Team activations were valuable, but one Cavs activation gave us all the fan validation we needed. After a handful of no's from sponsors, the signal was clear, my network wasn't there yet to reach them. I should have paused on that, continued to network, and use the friends-and-family round into the beta itself.







Bio

Christine Schwarz is the founder of Virtual Round Ballers (VRB), a movement-based VR sports platform making sports accessible to the fans who love the game but lack the skills, confidence, time or resources to play. A first-generation American who didn't pick up a ball until high school, she was cut from every team she tried out for. That experience combined with her lifelong passion for fitness and the power of sports drives everything she builds today.

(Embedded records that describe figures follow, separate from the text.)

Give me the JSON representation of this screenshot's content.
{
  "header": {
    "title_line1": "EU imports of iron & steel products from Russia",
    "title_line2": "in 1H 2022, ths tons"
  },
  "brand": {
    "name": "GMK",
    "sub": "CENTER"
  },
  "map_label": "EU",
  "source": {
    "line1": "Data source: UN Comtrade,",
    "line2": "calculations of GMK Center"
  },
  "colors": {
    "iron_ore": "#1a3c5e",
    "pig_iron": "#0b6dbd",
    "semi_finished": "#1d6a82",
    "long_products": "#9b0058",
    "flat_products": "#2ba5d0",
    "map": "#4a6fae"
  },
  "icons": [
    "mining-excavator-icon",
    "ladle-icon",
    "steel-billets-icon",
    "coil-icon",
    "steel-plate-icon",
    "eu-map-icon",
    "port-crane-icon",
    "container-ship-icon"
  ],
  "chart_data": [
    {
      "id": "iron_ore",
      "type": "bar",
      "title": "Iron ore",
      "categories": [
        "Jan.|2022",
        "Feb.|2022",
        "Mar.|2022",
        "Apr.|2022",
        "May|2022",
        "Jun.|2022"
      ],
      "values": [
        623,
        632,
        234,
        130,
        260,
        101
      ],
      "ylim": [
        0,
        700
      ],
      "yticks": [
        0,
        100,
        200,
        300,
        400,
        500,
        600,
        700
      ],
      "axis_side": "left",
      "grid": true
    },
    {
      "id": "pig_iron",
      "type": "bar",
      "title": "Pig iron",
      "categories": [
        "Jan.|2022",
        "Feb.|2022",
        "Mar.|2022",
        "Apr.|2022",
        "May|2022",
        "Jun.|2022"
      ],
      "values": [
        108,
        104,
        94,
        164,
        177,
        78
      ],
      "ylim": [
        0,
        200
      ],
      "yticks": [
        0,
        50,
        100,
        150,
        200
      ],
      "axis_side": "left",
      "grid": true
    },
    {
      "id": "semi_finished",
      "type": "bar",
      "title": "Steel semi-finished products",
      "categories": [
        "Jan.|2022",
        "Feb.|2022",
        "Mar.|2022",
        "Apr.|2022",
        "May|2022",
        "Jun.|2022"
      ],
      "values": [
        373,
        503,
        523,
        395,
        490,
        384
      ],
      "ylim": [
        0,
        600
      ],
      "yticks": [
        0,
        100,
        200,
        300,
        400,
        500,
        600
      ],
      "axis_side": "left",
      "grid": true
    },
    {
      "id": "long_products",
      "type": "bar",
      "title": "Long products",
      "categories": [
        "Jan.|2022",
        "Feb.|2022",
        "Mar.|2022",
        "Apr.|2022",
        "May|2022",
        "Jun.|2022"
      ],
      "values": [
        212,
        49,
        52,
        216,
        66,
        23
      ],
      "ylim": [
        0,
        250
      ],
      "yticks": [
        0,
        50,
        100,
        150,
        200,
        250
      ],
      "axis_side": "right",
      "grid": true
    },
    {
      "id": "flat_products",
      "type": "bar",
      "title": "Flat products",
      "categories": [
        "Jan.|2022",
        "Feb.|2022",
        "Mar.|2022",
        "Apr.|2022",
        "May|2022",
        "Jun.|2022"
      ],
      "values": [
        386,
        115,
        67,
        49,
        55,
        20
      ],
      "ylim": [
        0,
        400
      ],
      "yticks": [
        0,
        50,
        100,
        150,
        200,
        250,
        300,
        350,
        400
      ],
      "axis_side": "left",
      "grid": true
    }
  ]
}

A strategic executive with a talent for building relationships across teams, partners, and policymakers, Christine has led cultural and operational turnarounds across SMBs and startups in finance, accounting, operations, and marketing with a deep focus on fitness and wellness throughout, from working for fitness equipment companies to serving as wellness chairperson for a K–8 public school district. Along the way, she won an ESPN Muscle Mania title, turned around a $20M company post-recession, launched a premium fitness brand into a luxury national chain, and drafted legislation that became law with bipartisan support.